それだけの戦闘力を見込まれているとすれば最前線に放り込まれることは容易に想像できる。
「慎重に、できるだけ目立たないように行動しないと……」
早く妹を取り返したいが、無理は禁物だ。
撃墜されてしまえば妹を取り戻す手段は永遠に失われるのだから。
「そうそう。
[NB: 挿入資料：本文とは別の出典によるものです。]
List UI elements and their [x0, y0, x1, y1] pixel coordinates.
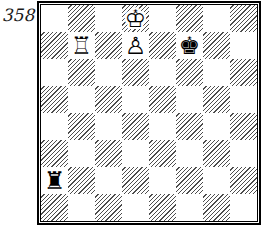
square-h5[interactable] [230, 86, 257, 113]
square-a6[interactable] [41, 59, 68, 86]
square-a5[interactable] [41, 86, 68, 113]
square-c6[interactable] [95, 59, 122, 86]
square-b2[interactable] [68, 167, 95, 194]
square-e5[interactable] [149, 86, 176, 113]
square-e6[interactable] [149, 59, 176, 86]
square-f3[interactable] [176, 140, 203, 167]
square-d3[interactable] [122, 140, 149, 167]
square-d7[interactable]: ♙ [122, 32, 149, 59]
chess-diagram: 358 ♔♖♙♚♜ [0, 0, 263, 226]
square-d4[interactable] [122, 113, 149, 140]
square-b4[interactable] [68, 113, 95, 140]
square-c3[interactable] [95, 140, 122, 167]
square-f6[interactable] [176, 59, 203, 86]
square-h4[interactable] [230, 113, 257, 140]
square-d6[interactable] [122, 59, 149, 86]
white-pawn: ♙ [122, 32, 149, 59]
square-d2[interactable] [122, 167, 149, 194]
square-h8[interactable] [230, 5, 257, 32]
board-inner-frame: ♔♖♙♚♜ [40, 4, 258, 222]
square-a3[interactable] [41, 140, 68, 167]
square-h2[interactable] [230, 167, 257, 194]
chess-board: ♔♖♙♚♜ [37, 1, 261, 225]
square-a1[interactable] [41, 194, 68, 221]
white-rook: ♖ [68, 32, 95, 59]
square-g8[interactable] [203, 5, 230, 32]
square-f7[interactable]: ♚ [176, 32, 203, 59]
square-h1[interactable] [230, 194, 257, 221]
square-f8[interactable] [176, 5, 203, 32]
square-h6[interactable] [230, 59, 257, 86]
square-e3[interactable] [149, 140, 176, 167]
diagram-number: 358 [1, 5, 35, 25]
square-g3[interactable] [203, 140, 230, 167]
square-b7[interactable]: ♖ [68, 32, 95, 59]
square-g5[interactable] [203, 86, 230, 113]
square-a8[interactable] [41, 5, 68, 32]
square-f4[interactable] [176, 113, 203, 140]
square-d8[interactable]: ♔ [122, 5, 149, 32]
square-c5[interactable] [95, 86, 122, 113]
square-b8[interactable] [68, 5, 95, 32]
square-c7[interactable] [95, 32, 122, 59]
square-c2[interactable] [95, 167, 122, 194]
square-f1[interactable] [176, 194, 203, 221]
square-b3[interactable] [68, 140, 95, 167]
square-g7[interactable] [203, 32, 230, 59]
square-e4[interactable] [149, 113, 176, 140]
square-a7[interactable] [41, 32, 68, 59]
square-b5[interactable] [68, 86, 95, 113]
square-a4[interactable] [41, 113, 68, 140]
square-h7[interactable] [230, 32, 257, 59]
square-f2[interactable] [176, 167, 203, 194]
square-g1[interactable] [203, 194, 230, 221]
square-b6[interactable] [68, 59, 95, 86]
square-b1[interactable] [68, 194, 95, 221]
square-e2[interactable] [149, 167, 176, 194]
square-f5[interactable] [176, 86, 203, 113]
square-e8[interactable] [149, 5, 176, 32]
square-e1[interactable] [149, 194, 176, 221]
square-a2[interactable]: ♜ [41, 167, 68, 194]
square-c8[interactable] [95, 5, 122, 32]
square-d1[interactable] [122, 194, 149, 221]
square-c4[interactable] [95, 113, 122, 140]
board-grid: ♔♖♙♚♜ [41, 5, 257, 221]
black-king: ♚ [176, 32, 203, 59]
square-g4[interactable] [203, 113, 230, 140]
black-rook: ♜ [41, 167, 68, 194]
square-d5[interactable] [122, 86, 149, 113]
square-g2[interactable] [203, 167, 230, 194]
white-king: ♔ [122, 5, 149, 32]
square-g6[interactable] [203, 59, 230, 86]
square-c1[interactable] [95, 194, 122, 221]
square-h3[interactable] [230, 140, 257, 167]
square-e7[interactable] [149, 32, 176, 59]
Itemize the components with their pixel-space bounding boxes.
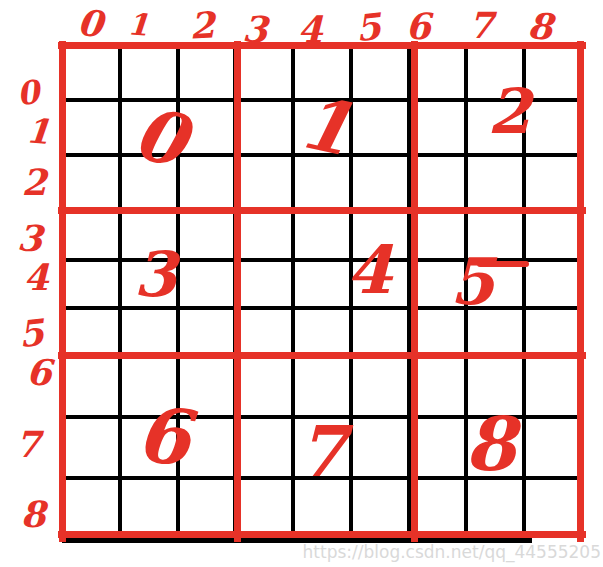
row-label-4: 4: [23, 259, 48, 295]
box-border-vertical-0: [59, 41, 66, 542]
row-label-6: 6: [26, 353, 53, 390]
cell-r1-c3: [235, 100, 293, 155]
column-label-1: 1: [127, 9, 150, 40]
cell-r6-c4: [293, 355, 351, 417]
cell-r4-c8: [524, 260, 582, 308]
cell-r2-c0: [62, 155, 120, 210]
cell-r3-c2: [178, 210, 236, 260]
cell-r2-c8: [524, 155, 582, 210]
cell-r2-c2: [178, 155, 236, 210]
row-label-1: 1: [25, 113, 52, 149]
cell-r0-c3: [235, 45, 293, 100]
column-label-3: 3: [242, 10, 269, 47]
box-border-horizontal-1: [58, 207, 586, 214]
cell-r5-c5: [351, 308, 409, 355]
box-border-horizontal-2: [58, 352, 586, 359]
cell-r5-c8: [524, 308, 582, 355]
column-label-5: 5: [354, 8, 383, 46]
box-digit-7: 7: [298, 417, 347, 487]
column-label-7: 7: [468, 7, 493, 43]
cell-r6-c3: [235, 355, 293, 417]
column-label-6: 6: [405, 8, 430, 44]
box-border-horizontal-3: [58, 531, 586, 538]
cell-r4-c4: [293, 260, 351, 308]
row-label-5: 5: [17, 314, 46, 352]
cell-r7-c0: [62, 417, 120, 478]
box-digit-5: 5: [450, 250, 495, 314]
board: 0 1 2 3 4 5 6 7 8: [62, 45, 582, 537]
cell-r7-c8: [524, 417, 582, 478]
cell-r4-c2: [178, 260, 236, 308]
box-digit-3: 3: [133, 244, 176, 306]
box-digit-8: 8: [464, 407, 516, 481]
column-label-2: 2: [189, 6, 216, 43]
cell-r2-c7: [466, 155, 524, 210]
box-digit-6: 6: [133, 397, 192, 477]
row-label-3: 3: [16, 219, 44, 257]
row-label-0: 0: [15, 76, 42, 111]
cell-r6-c8: [524, 355, 582, 417]
box-border-vertical-1: [234, 41, 241, 542]
box-digit-4: 4: [346, 237, 392, 303]
column-label-0: 0: [76, 4, 105, 42]
row-label-7: 7: [15, 426, 40, 462]
cell-r8-c2: [178, 478, 236, 537]
cell-r0-c0: [62, 45, 120, 100]
cell-r7-c3: [235, 417, 293, 478]
cell-r5-c3: [235, 308, 293, 355]
cell-r7-c5: [351, 417, 409, 478]
cell-r1-c5: [351, 100, 409, 155]
row-label-8: 8: [20, 496, 45, 532]
cell-r2-c5: [351, 155, 409, 210]
cell-r8-c8: [524, 478, 582, 537]
cell-r3-c3: [235, 210, 293, 260]
row-label-2: 2: [21, 164, 46, 200]
box-border-vertical-3: [577, 41, 584, 542]
cell-r2-c3: [235, 155, 293, 210]
cell-r3-c8: [524, 210, 582, 260]
watermark: https://blog.csdn.net/qq_44555205: [303, 542, 601, 562]
cell-r8-c3: [235, 478, 293, 537]
cell-r8-c5: [351, 478, 409, 537]
cell-r5-c0: [62, 308, 120, 355]
cell-r3-c4: [293, 210, 351, 260]
cell-r8-c0: [62, 478, 120, 537]
cell-r6-c0: [62, 355, 120, 417]
cell-r8-c1: [120, 478, 178, 537]
cell-r5-c1: [120, 308, 178, 355]
column-label-4: 4: [297, 11, 322, 47]
cell-r1-c0: [62, 100, 120, 155]
sudoku-box-index-diagram: 0 1 2 3 4 5 6 7 8 0 1 2 3 4 5 6 7 8 0 1 …: [0, 0, 603, 567]
cell-r6-c5: [351, 355, 409, 417]
box-digit-2: 2: [487, 81, 530, 143]
cell-r3-c0: [62, 210, 120, 260]
cell-r0-c2: [178, 45, 236, 100]
cell-r1-c8: [524, 100, 582, 155]
cell-r4-c3: [235, 260, 293, 308]
cell-r0-c5: [351, 45, 409, 100]
cell-r0-c8: [524, 45, 582, 100]
five-dash-stroke: [477, 261, 529, 267]
cell-r5-c2: [178, 308, 236, 355]
cell-r5-c4: [293, 308, 351, 355]
column-label-8: 8: [526, 7, 554, 45]
box-border-vertical-2: [411, 41, 418, 542]
cell-r4-c0: [62, 260, 120, 308]
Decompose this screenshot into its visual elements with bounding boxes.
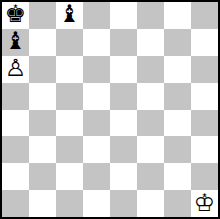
square-e2[interactable] — [110, 163, 137, 190]
square-c4[interactable] — [56, 110, 83, 137]
square-a4[interactable] — [2, 110, 29, 137]
square-d7[interactable] — [83, 29, 110, 56]
square-h1[interactable]: ♔ — [191, 190, 218, 217]
square-b4[interactable] — [29, 110, 56, 137]
square-b2[interactable] — [29, 163, 56, 190]
square-d1[interactable] — [83, 190, 110, 217]
square-d2[interactable] — [83, 163, 110, 190]
piece-black-king: ♚ — [5, 2, 27, 26]
square-b1[interactable] — [29, 190, 56, 217]
square-f2[interactable] — [137, 163, 164, 190]
square-f1[interactable] — [137, 190, 164, 217]
square-c8[interactable]: ♝ — [56, 2, 83, 29]
piece-white-pawn: ♙ — [5, 56, 27, 80]
square-b7[interactable] — [29, 29, 56, 56]
square-e4[interactable] — [110, 110, 137, 137]
square-e3[interactable] — [110, 136, 137, 163]
chess-board: ♚♝♝♙♔ — [0, 0, 220, 219]
square-h2[interactable] — [191, 163, 218, 190]
piece-white-king: ♔ — [194, 191, 216, 215]
square-b5[interactable] — [29, 83, 56, 110]
square-c5[interactable] — [56, 83, 83, 110]
square-g2[interactable] — [164, 163, 191, 190]
square-h4[interactable] — [191, 110, 218, 137]
square-d3[interactable] — [83, 136, 110, 163]
square-b8[interactable] — [29, 2, 56, 29]
square-f6[interactable] — [137, 56, 164, 83]
square-a5[interactable] — [2, 83, 29, 110]
square-h5[interactable] — [191, 83, 218, 110]
square-h3[interactable] — [191, 136, 218, 163]
square-d8[interactable] — [83, 2, 110, 29]
square-a3[interactable] — [2, 136, 29, 163]
square-h8[interactable] — [191, 2, 218, 29]
square-c2[interactable] — [56, 163, 83, 190]
square-f4[interactable] — [137, 110, 164, 137]
square-b6[interactable] — [29, 56, 56, 83]
square-e1[interactable] — [110, 190, 137, 217]
square-d5[interactable] — [83, 83, 110, 110]
square-f5[interactable] — [137, 83, 164, 110]
piece-black-bishop: ♝ — [5, 29, 27, 53]
square-a8[interactable]: ♚ — [2, 2, 29, 29]
board-grid: ♚♝♝♙♔ — [2, 2, 218, 217]
square-c6[interactable] — [56, 56, 83, 83]
square-a1[interactable] — [2, 190, 29, 217]
square-b3[interactable] — [29, 136, 56, 163]
square-g6[interactable] — [164, 56, 191, 83]
square-d4[interactable] — [83, 110, 110, 137]
square-g1[interactable] — [164, 190, 191, 217]
square-g4[interactable] — [164, 110, 191, 137]
square-c1[interactable] — [56, 190, 83, 217]
square-e7[interactable] — [110, 29, 137, 56]
square-e5[interactable] — [110, 83, 137, 110]
square-e8[interactable] — [110, 2, 137, 29]
piece-black-bishop: ♝ — [59, 2, 81, 26]
square-a6[interactable]: ♙ — [2, 56, 29, 83]
square-d6[interactable] — [83, 56, 110, 83]
square-c3[interactable] — [56, 136, 83, 163]
square-h6[interactable] — [191, 56, 218, 83]
square-g5[interactable] — [164, 83, 191, 110]
square-h7[interactable] — [191, 29, 218, 56]
square-g7[interactable] — [164, 29, 191, 56]
square-a2[interactable] — [2, 163, 29, 190]
square-g8[interactable] — [164, 2, 191, 29]
square-e6[interactable] — [110, 56, 137, 83]
square-f8[interactable] — [137, 2, 164, 29]
square-f3[interactable] — [137, 136, 164, 163]
square-g3[interactable] — [164, 136, 191, 163]
square-a7[interactable]: ♝ — [2, 29, 29, 56]
square-c7[interactable] — [56, 29, 83, 56]
square-f7[interactable] — [137, 29, 164, 56]
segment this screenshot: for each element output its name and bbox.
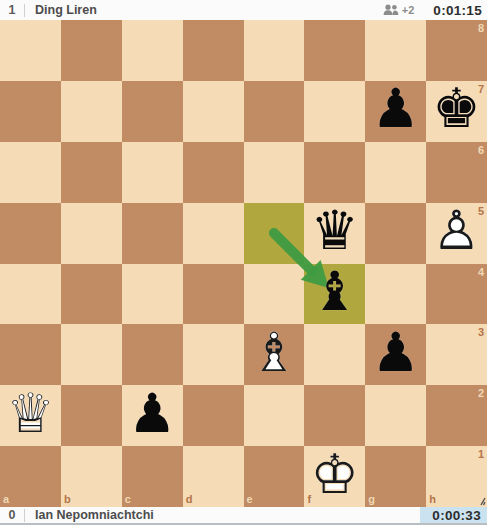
square-b5[interactable] bbox=[61, 203, 122, 264]
square-a2[interactable]: ♛♕ bbox=[0, 385, 61, 446]
separator bbox=[24, 4, 25, 17]
square-e4[interactable] bbox=[244, 264, 305, 325]
piece-black-king-h7[interactable]: ♚ bbox=[426, 81, 487, 142]
square-g3[interactable]: ♟ bbox=[365, 324, 426, 385]
square-c5[interactable] bbox=[122, 203, 183, 264]
square-g7[interactable]: ♟ bbox=[365, 81, 426, 142]
square-b8[interactable] bbox=[61, 20, 122, 81]
square-a6[interactable] bbox=[0, 142, 61, 203]
coord-rank-8: 8 bbox=[478, 22, 484, 34]
piece-white-pawn-h5[interactable]: ♟♙ bbox=[426, 203, 487, 264]
coord-rank-3: 3 bbox=[478, 326, 484, 338]
square-a8[interactable] bbox=[0, 20, 61, 81]
square-h4[interactable]: 4 bbox=[426, 264, 487, 325]
piece-black-bishop-f4[interactable]: ♝ bbox=[304, 264, 365, 325]
square-a3[interactable] bbox=[0, 324, 61, 385]
bottom-player-clock: 0:00:33 bbox=[420, 507, 487, 523]
square-b4[interactable] bbox=[61, 264, 122, 325]
square-f5[interactable]: ♛ bbox=[304, 203, 365, 264]
coord-file-b: b bbox=[64, 493, 71, 505]
square-g5[interactable] bbox=[365, 203, 426, 264]
piece-white-king-f1[interactable]: ♚♔ bbox=[304, 446, 365, 507]
square-e8[interactable] bbox=[244, 20, 305, 81]
piece-black-pawn-g7[interactable]: ♟ bbox=[365, 81, 426, 142]
square-c1[interactable]: c bbox=[122, 446, 183, 507]
square-b1[interactable]: b bbox=[61, 446, 122, 507]
square-b3[interactable] bbox=[61, 324, 122, 385]
square-e6[interactable] bbox=[244, 142, 305, 203]
separator bbox=[24, 509, 25, 522]
square-g1[interactable]: g bbox=[365, 446, 426, 507]
square-a5[interactable] bbox=[0, 203, 61, 264]
square-g4[interactable] bbox=[365, 264, 426, 325]
square-h7[interactable]: ♚7 bbox=[426, 81, 487, 142]
square-e7[interactable] bbox=[244, 81, 305, 142]
square-c3[interactable] bbox=[122, 324, 183, 385]
square-e1[interactable]: e bbox=[244, 446, 305, 507]
spectators-count: +2 bbox=[402, 4, 415, 16]
bottom-player-bar: 0 Ian Nepomniachtchi 0:00:33 bbox=[0, 507, 487, 525]
bottom-player-score: 0 bbox=[0, 508, 24, 522]
top-player-clock: 0:01:15 bbox=[428, 0, 487, 20]
square-g8[interactable] bbox=[365, 20, 426, 81]
square-d6[interactable] bbox=[183, 142, 244, 203]
square-g2[interactable] bbox=[365, 385, 426, 446]
top-player-name: Ding Liren bbox=[35, 3, 97, 17]
piece-black-queen-f5[interactable]: ♛ bbox=[304, 203, 365, 264]
top-player-score: 1 bbox=[0, 3, 24, 17]
square-e3[interactable]: ♝♗ bbox=[244, 324, 305, 385]
square-f1[interactable]: ♚♔f bbox=[304, 446, 365, 507]
square-d4[interactable] bbox=[183, 264, 244, 325]
coord-file-d: d bbox=[186, 493, 193, 505]
square-f2[interactable] bbox=[304, 385, 365, 446]
piece-black-pawn-g3[interactable]: ♟ bbox=[365, 324, 426, 385]
square-a4[interactable] bbox=[0, 264, 61, 325]
square-b7[interactable] bbox=[61, 81, 122, 142]
square-e5[interactable] bbox=[244, 203, 305, 264]
square-f8[interactable] bbox=[304, 20, 365, 81]
square-h3[interactable]: 3 bbox=[426, 324, 487, 385]
piece-black-pawn-c2[interactable]: ♟ bbox=[122, 385, 183, 446]
square-d3[interactable] bbox=[183, 324, 244, 385]
square-h2[interactable]: 2 bbox=[426, 385, 487, 446]
coord-file-a: a bbox=[3, 493, 9, 505]
coord-rank-1: 1 bbox=[478, 448, 484, 460]
coord-file-g: g bbox=[368, 493, 375, 505]
square-d8[interactable] bbox=[183, 20, 244, 81]
square-d1[interactable]: d bbox=[183, 446, 244, 507]
square-f7[interactable] bbox=[304, 81, 365, 142]
coord-rank-2: 2 bbox=[478, 387, 484, 399]
chess-board: 8♟♚76♛♟♙5♝4♝♗♟3♛♕♟2abcde♚♔fgh1 bbox=[0, 20, 487, 507]
piece-white-bishop-e3[interactable]: ♝♗ bbox=[244, 324, 305, 385]
coord-file-c: c bbox=[125, 493, 131, 505]
coord-file-h: h bbox=[429, 493, 436, 505]
square-c7[interactable] bbox=[122, 81, 183, 142]
square-h8[interactable]: 8 bbox=[426, 20, 487, 81]
top-player-bar: 1 Ding Liren +2 0:01:15 bbox=[0, 0, 487, 20]
square-g6[interactable] bbox=[365, 142, 426, 203]
square-a7[interactable] bbox=[0, 81, 61, 142]
square-d2[interactable] bbox=[183, 385, 244, 446]
coord-rank-6: 6 bbox=[478, 144, 484, 156]
bottom-player-name: Ian Nepomniachtchi bbox=[35, 508, 154, 522]
square-b2[interactable] bbox=[61, 385, 122, 446]
square-f6[interactable] bbox=[304, 142, 365, 203]
coord-file-e: e bbox=[247, 493, 253, 505]
square-c2[interactable]: ♟ bbox=[122, 385, 183, 446]
square-c6[interactable] bbox=[122, 142, 183, 203]
spectators-icon bbox=[383, 4, 399, 16]
square-h6[interactable]: 6 bbox=[426, 142, 487, 203]
square-c8[interactable] bbox=[122, 20, 183, 81]
resize-handle[interactable] bbox=[475, 495, 486, 506]
coord-rank-4: 4 bbox=[478, 266, 484, 278]
square-c4[interactable] bbox=[122, 264, 183, 325]
square-h5[interactable]: ♟♙5 bbox=[426, 203, 487, 264]
square-b6[interactable] bbox=[61, 142, 122, 203]
square-d7[interactable] bbox=[183, 81, 244, 142]
game-window: 1 Ding Liren +2 0:01:15 8♟♚76♛♟♙5♝4♝♗♟3♛… bbox=[0, 0, 487, 525]
square-a1[interactable]: a bbox=[0, 446, 61, 507]
square-e2[interactable] bbox=[244, 385, 305, 446]
square-d5[interactable] bbox=[183, 203, 244, 264]
square-f3[interactable] bbox=[304, 324, 365, 385]
piece-white-queen-a2[interactable]: ♛♕ bbox=[0, 385, 61, 446]
square-f4[interactable]: ♝ bbox=[304, 264, 365, 325]
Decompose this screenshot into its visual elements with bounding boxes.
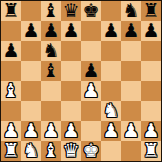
square-d8[interactable]: ♛ <box>61 1 81 21</box>
square-a6[interactable]: ♟ <box>1 41 21 61</box>
square-b1[interactable]: ♞ <box>21 141 41 161</box>
square-d7[interactable]: ♟ <box>61 21 81 41</box>
square-e3[interactable] <box>81 101 101 121</box>
square-e2[interactable] <box>81 121 101 141</box>
square-h5[interactable] <box>141 61 161 81</box>
white-pawn-icon[interactable]: ♟ <box>102 121 119 140</box>
white-pawn-icon[interactable]: ♟ <box>42 121 59 140</box>
square-e6[interactable] <box>81 41 101 61</box>
square-b4[interactable] <box>21 81 41 101</box>
square-c1[interactable]: ♝ <box>41 141 61 161</box>
white-pawn-icon[interactable]: ♟ <box>82 81 99 100</box>
square-c2[interactable]: ♟ <box>41 121 61 141</box>
black-knight-icon[interactable]: ♞ <box>42 41 59 60</box>
square-c4[interactable] <box>41 81 61 101</box>
square-g2[interactable]: ♟ <box>121 121 141 141</box>
square-h7[interactable]: ♟ <box>141 21 161 41</box>
white-pawn-icon[interactable]: ♟ <box>2 121 19 140</box>
white-king-icon[interactable]: ♚ <box>82 141 99 160</box>
black-pawn-icon[interactable]: ♟ <box>2 41 19 60</box>
square-e8[interactable]: ♚ <box>81 1 101 21</box>
square-d6[interactable] <box>61 41 81 61</box>
black-bishop-icon[interactable]: ♝ <box>42 61 59 80</box>
square-e7[interactable] <box>81 21 101 41</box>
square-b5[interactable] <box>21 61 41 81</box>
square-b8[interactable] <box>21 1 41 21</box>
square-g7[interactable]: ♟ <box>121 21 141 41</box>
white-bishop-icon[interactable]: ♝ <box>2 81 19 100</box>
square-h4[interactable] <box>141 81 161 101</box>
square-c6[interactable]: ♞ <box>41 41 61 61</box>
square-f1[interactable] <box>101 141 121 161</box>
square-a3[interactable] <box>1 101 21 121</box>
square-f2[interactable]: ♟ <box>101 121 121 141</box>
square-a4[interactable]: ♝ <box>1 81 21 101</box>
square-d1[interactable]: ♛ <box>61 141 81 161</box>
black-pawn-icon[interactable]: ♟ <box>22 21 39 40</box>
black-king-icon[interactable]: ♚ <box>82 1 99 20</box>
square-a2[interactable]: ♟ <box>1 121 21 141</box>
square-c8[interactable]: ♝ <box>41 1 61 21</box>
square-g3[interactable] <box>121 101 141 121</box>
square-h1[interactable]: ♜ <box>141 141 161 161</box>
square-b7[interactable]: ♟ <box>21 21 41 41</box>
black-knight-icon[interactable]: ♞ <box>122 1 139 20</box>
square-c3[interactable] <box>41 101 61 121</box>
black-pawn-icon[interactable]: ♟ <box>142 21 159 40</box>
square-c7[interactable]: ♟ <box>41 21 61 41</box>
white-knight-icon[interactable]: ♞ <box>102 101 119 120</box>
white-bishop-icon[interactable]: ♝ <box>42 141 59 160</box>
square-d2[interactable]: ♟ <box>61 121 81 141</box>
square-h8[interactable]: ♜ <box>141 1 161 21</box>
square-e4[interactable]: ♟ <box>81 81 101 101</box>
square-h2[interactable]: ♟ <box>141 121 161 141</box>
chess-board: ♜♝♛♚♞♜♟♟♟♟♟♟♟♞♝♟♝♟♞♟♟♟♟♟♟♟♜♞♝♛♚♜ <box>1 1 161 161</box>
square-h6[interactable] <box>141 41 161 61</box>
square-f4[interactable] <box>101 81 121 101</box>
square-f6[interactable] <box>101 41 121 61</box>
black-pawn-icon[interactable]: ♟ <box>122 21 139 40</box>
square-g5[interactable] <box>121 61 141 81</box>
square-b3[interactable] <box>21 101 41 121</box>
square-e5[interactable]: ♟ <box>81 61 101 81</box>
square-f8[interactable] <box>101 1 121 21</box>
square-a8[interactable]: ♜ <box>1 1 21 21</box>
black-bishop-icon[interactable]: ♝ <box>42 1 59 20</box>
black-pawn-icon[interactable]: ♟ <box>102 21 119 40</box>
black-queen-icon[interactable]: ♛ <box>62 1 79 20</box>
square-f7[interactable]: ♟ <box>101 21 121 41</box>
square-f3[interactable]: ♞ <box>101 101 121 121</box>
white-rook-icon[interactable]: ♜ <box>142 141 159 160</box>
square-c5[interactable]: ♝ <box>41 61 61 81</box>
white-knight-icon[interactable]: ♞ <box>22 141 39 160</box>
square-g8[interactable]: ♞ <box>121 1 141 21</box>
white-pawn-icon[interactable]: ♟ <box>122 121 139 140</box>
white-queen-icon[interactable]: ♛ <box>62 141 79 160</box>
square-g1[interactable] <box>121 141 141 161</box>
square-a1[interactable]: ♜ <box>1 141 21 161</box>
black-rook-icon[interactable]: ♜ <box>142 1 159 20</box>
black-pawn-icon[interactable]: ♟ <box>82 61 99 80</box>
square-e1[interactable]: ♚ <box>81 141 101 161</box>
square-b6[interactable] <box>21 41 41 61</box>
square-g4[interactable] <box>121 81 141 101</box>
square-h3[interactable] <box>141 101 161 121</box>
square-d4[interactable] <box>61 81 81 101</box>
square-d5[interactable] <box>61 61 81 81</box>
white-pawn-icon[interactable]: ♟ <box>62 121 79 140</box>
black-pawn-icon[interactable]: ♟ <box>42 21 59 40</box>
square-g6[interactable] <box>121 41 141 61</box>
white-pawn-icon[interactable]: ♟ <box>22 121 39 140</box>
white-pawn-icon[interactable]: ♟ <box>142 121 159 140</box>
black-pawn-icon[interactable]: ♟ <box>62 21 79 40</box>
white-rook-icon[interactable]: ♜ <box>2 141 19 160</box>
square-a7[interactable] <box>1 21 21 41</box>
square-a5[interactable] <box>1 61 21 81</box>
square-d3[interactable] <box>61 101 81 121</box>
chess-board-frame: ♜♝♛♚♞♜♟♟♟♟♟♟♟♞♝♟♝♟♞♟♟♟♟♟♟♟♜♞♝♛♚♜ <box>0 0 162 162</box>
square-f5[interactable] <box>101 61 121 81</box>
square-b2[interactable]: ♟ <box>21 121 41 141</box>
black-rook-icon[interactable]: ♜ <box>2 1 19 20</box>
だから私のことは妹として、アヤカって呼んでね? お姉ちゃん?」
「わかりました……」
「あと敬語も禁止ねっ!」
じゃないとちょっとばかしめんどくさいことになると思うよ?
と、不敵に笑いながらついと横を向いたアヤカの流し目に、歩は頷くしかなかった。
既に手遅れかもしれないが、それでもやらないよりはマシ。
そう考えて歩は中庸を目指すことを歩は決意するのだった。
「そういえば、お姉ちゃんってどういうことだ?」
「んー、どうしよっかなー? 答えないほうが面白そうだなぁ」
楽しそうに笑うアヤカにどういうことかと尋ねる前に再び扉がノックされる。
どうやら風呂の支度が整ったらしい。
官給品の下着の替えと手ぬぐいを渡された二人は兵士に案内され風呂へと向かった。
「貸し切りですのでごゆっくりどうぞ」
そう言って案内してくれた兵士と別れ数秒後、歩は姿見の前で呆然と佇んでいた。
大浴場と書かれた暖簾を抜けた先にあった姿見には、『彩香』の姿が写っていたのだ。
それも、二人。
一人は隣のアヤカと同じく行動を取り、もう一人は歩と同じ動きを真似てくる。
「こ、これが俺……?」
手を挙げれば合わせて手を挙げる。
首を振れば髪の毛一本まで余すこと無く動きについて来る。
「そーよ、そっくりでしょ?」
なるほど、月見里少佐が姉妹と思うわけだ。
二人は瓜二つの双子のようにしか見えないのだから。
そして風呂場が分けられないのも当然だった。
「これが、俺の対価ってことか」
男としての人生を捨て、妹と同じ姿の女として生きる。
内心忸怩たる思いはあるが、全ては妹を取り戻すため。
そう割り切れば大したことはない。
「ここは男のままなのか……」
だが服を脱いだ際、更に問題を抱えていたことに気づかされた。
ニヤニヤと歩を眺めてくるアヤカから考えるに、これはバレること無く女のふりをして過ごせということだろう。
そもそも日本の神々は清らかな乙女にしかその力を貸さないはず。
だと言うのに男の歩がその力を手に入れたとなればどのような影響があるか想像がつかない。
「男の娘ってやつね!」
「なんだそれは……」
とりあえず服を竹の籠へ仕舞い腰に手ぬぐいを巻くと、肩に手ぬぐいをかけているアヤカの姿をできるだけ視界に入れないように浴場へと向かう。
「というか服装まで全く同じとか。どうなってるんだ?」
「それはほら、神のみぞ知るってやつよ」
「昔、人はどこまで頂へと近づけるのかと神へ訪ねた者が居たってやつか?」
「そそ。人の知るところではないってね」
脱衣所もそうだったが、浴場も非常に立派なものだった。
おそらくここは士官用の浴室なのだろう。
体を洗わんと風呂椅子に座り、蛇口をひねるとやや熱いお湯が出てくる。
熱めのお湯を頭からかぶると、周囲に湯気が立ち上がる。
「くっ!」
いつの間にか全身が冷え切っていたらしい。
丁度いいと思っていたお湯が全身を痺れさせる。
「お姉ちゃん、背中流してよ~」
「黙ってろ」
自分の体を洗い終えたところで隣りに座っていたアヤカが声をかけてきたが素気なくあしらう。
妹はもう十二歳。
成長がいまいち遅いとはいえ、一緒に風呂に入るような年ではない。
ましてや中身は妹ではないのだから。
「流してくれたらあとでちょっといいことを教えてあげるよ? ね? オ・ネ・ガ・イ」
だが上目遣いでお願いしてくる顔と声は妹そのもの。
それに幼い頃の記憶を少し懐かしく感じてしまい、どうしても断るのは難しい。
ましてや情報を対価と出されれば否やはない。
「……前は自分で洗えよ」
「えー、ケチー!」
妙にベタベタとくっついてくるアヤカの背中を流し終えると、歩は湯船に浸かり頭を抱えるのだった。